Judiciary oversteps bounds

One week ago, the Duke Student Government Judiciary issued its first ruling based on the new DSG bill of rights. We believe the ruling has negative implications both for the regulation of undergraduate elections by the Board of Elections and the DSG policy-making process more broadly.

The case, Dinner and Wang v. Board of Elections, contended that the Board of Elections had misinterpreted the Senate’s extension of this year’s Senate and Class Council elections, which were postponed due to a technical error. Dinner and Wang also questioned the Senate’s regulations on the way candidates spent money on campaigning.

The Judiciary’s decision, which is rooted almost entirely in the “freedom of speech” clause in the DSG Bill of Rights, has three main pillars.
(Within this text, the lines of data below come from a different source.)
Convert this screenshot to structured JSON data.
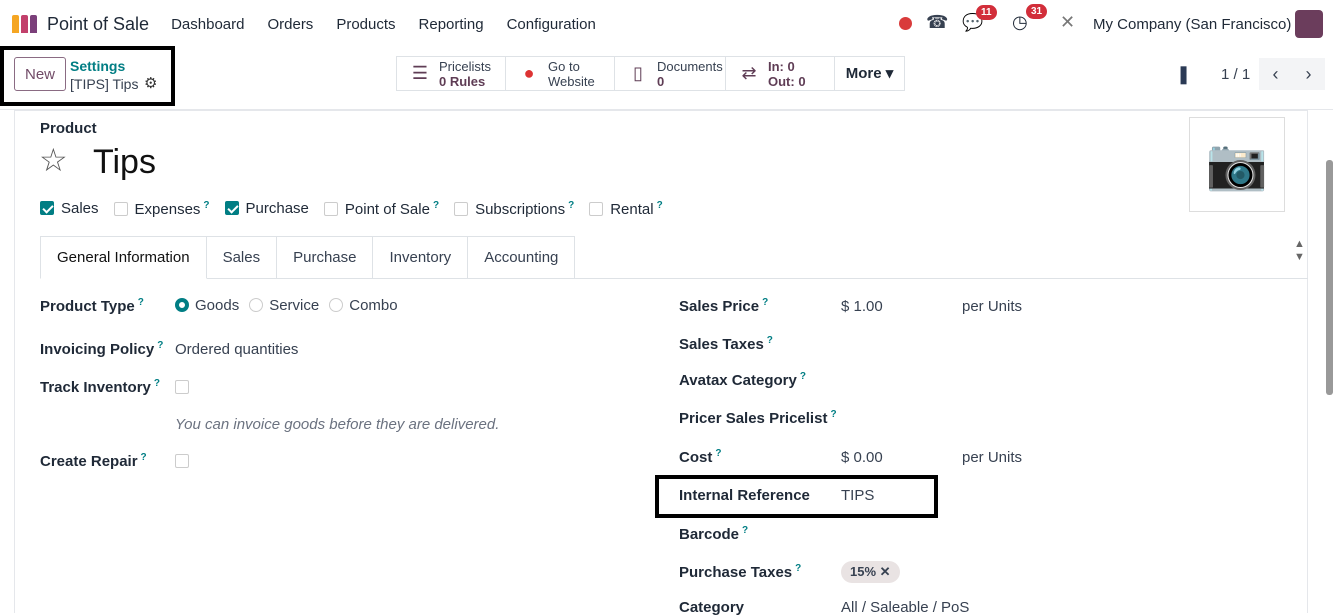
{
  "nav": {
    "app": "Point of Sale",
    "menu": [
      "Dashboard",
      "Orders",
      "Products",
      "Reporting",
      "Configuration"
    ],
    "messages_count": "11",
    "activities_count": "31",
    "company": "My Company (San Francisco)"
  },
  "control": {
    "new": "New",
    "breadcrumb_parent": "Settings",
    "breadcrumb_current": "[TIPS] Tips",
    "pager": "1 / 1",
    "smart": [
      {
        "title": "Pricelists",
        "value": "0 Rules"
      },
      {
        "title": "Go to",
        "value": "Website"
      },
      {
        "title": "Documents",
        "value": "0"
      },
      {
        "title": "In: 0",
        "value": "Out: 0"
      }
    ],
    "more": "More"
  },
  "form": {
    "label": "Product",
    "name": "Tips",
    "flags": [
      {
        "label": "Sales",
        "checked": true
      },
      {
        "label": "Expenses",
        "checked": false,
        "help": "?"
      },
      {
        "label": "Purchase",
        "checked": true
      },
      {
        "label": "Point of Sale",
        "checked": false,
        "help": "?"
      },
      {
        "label": "Subscriptions",
        "checked": false,
        "help": "?"
      },
      {
        "label": "Rental",
        "checked": false,
        "help": "?"
      }
    ],
    "tabs": [
      "General Information",
      "Sales",
      "Purchase",
      "Inventory",
      "Accounting"
    ],
    "left": {
      "product_type": "Product Type",
      "types": [
        "Goods",
        "Service",
        "Combo"
      ],
      "invoicing_policy": "Invoicing Policy",
      "invoicing_value": "Ordered quantities",
      "track_inventory": "Track Inventory",
      "hint": "You can invoice goods before they are delivered.",
      "create_repair": "Create Repair"
    },
    "right": {
      "sales_price": "Sales Price",
      "sales_price_value": "$ 1.00",
      "per_units": "per Units",
      "sales_taxes": "Sales Taxes",
      "avatax": "Avatax Category",
      "pricer": "Pricer Sales Pricelist",
      "cost": "Cost",
      "cost_value": "$ 0.00",
      "internal_ref": "Internal Reference",
      "internal_ref_value": "TIPS",
      "barcode": "Barcode",
      "purchase_taxes": "Purchase Taxes",
      "purchase_tax_tag": "15%",
      "category": "Category",
      "category_value": "All / Saleable / PoS"
    },
    "help": "?"
  },
  "colors": {
    "brand": "#714b67",
    "accent": "#017e84",
    "badge": "#d22e3a"
  }
}
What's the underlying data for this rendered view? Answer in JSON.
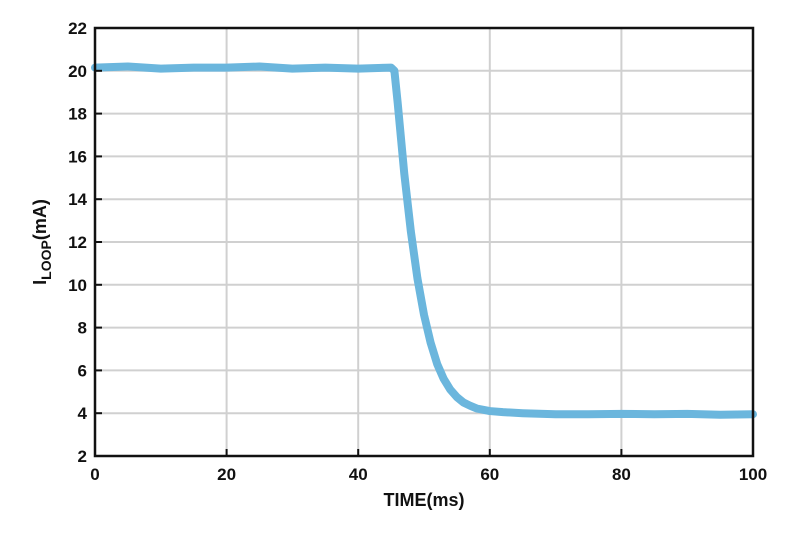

First, the Judiciary ruled that the Board of Elections cannot assign monetary values to candidates’ “speech acts.” Secondly, the BOE cannot regulate speech acts that have no actual monetary cost, and thirdly, neither DSG nor the Board of Elections has the ability to specify or enforce a timeline when these speech acts occur.

The ruling strips the Board of Elections of most or all of its regulatory power, and we believe that each of its components has the potential to negatively affect the student election process. As it stands, many student elections devolve into popularity contests, and deregulation will only shift the discourse further away from relevant concerns about the candidates’ platforms. The third component allows candidates to start campaigning weeks, months or even a full year ahead of elections. Although it is hard to discern whether this will be a net benefit or detriment to “less popular” candidates, the possibility of an effectively never-ending election cycle means a lot more noise, and very little added value, to campus discussion.

Most troubling is that these problems are self-manufactured and confirm our initial skepticism about the DSG Bill of Rights. When the Board of Elections set election timelines and fielded complaints from candidates, it generally worked smoothly and was never the focus of major criticism. It remains to be seen, moreover, how the ruling will affect the highly regulated Young Trustee elections, which have a two-stage electoral procedure.

The Bill of Rights, which is intentionally vague and open to broad interpretation, substantially bolsters the Judiciary’s power of judicial review and, by extension, makes it into a powerful undergraduate policymaking body. The U.S. Supreme Court has large review powers in part because considerable separation exists between citizens and the government. With Duke’s undergraduate government, the separation is much less significant. Disgruntled individual students are often able to affect widespread campus change outside the DSG system.

The Judiciary’s increased power is harmful for at least two reasons. First, its members are neither the most qualified nor representative undergraduate policymakers. Those titles, theoretically, fall to the DSG Senate and executive board. Second, future rulings have the possibility to impact student groups outside of DSG. While we believe the Judiciary should serve as an objective third party to resolve certain issues, the possibility that its broad rulings might affect otherwise autonomous student groups threatens both their independence and the mission that student organizations are meant to carry out.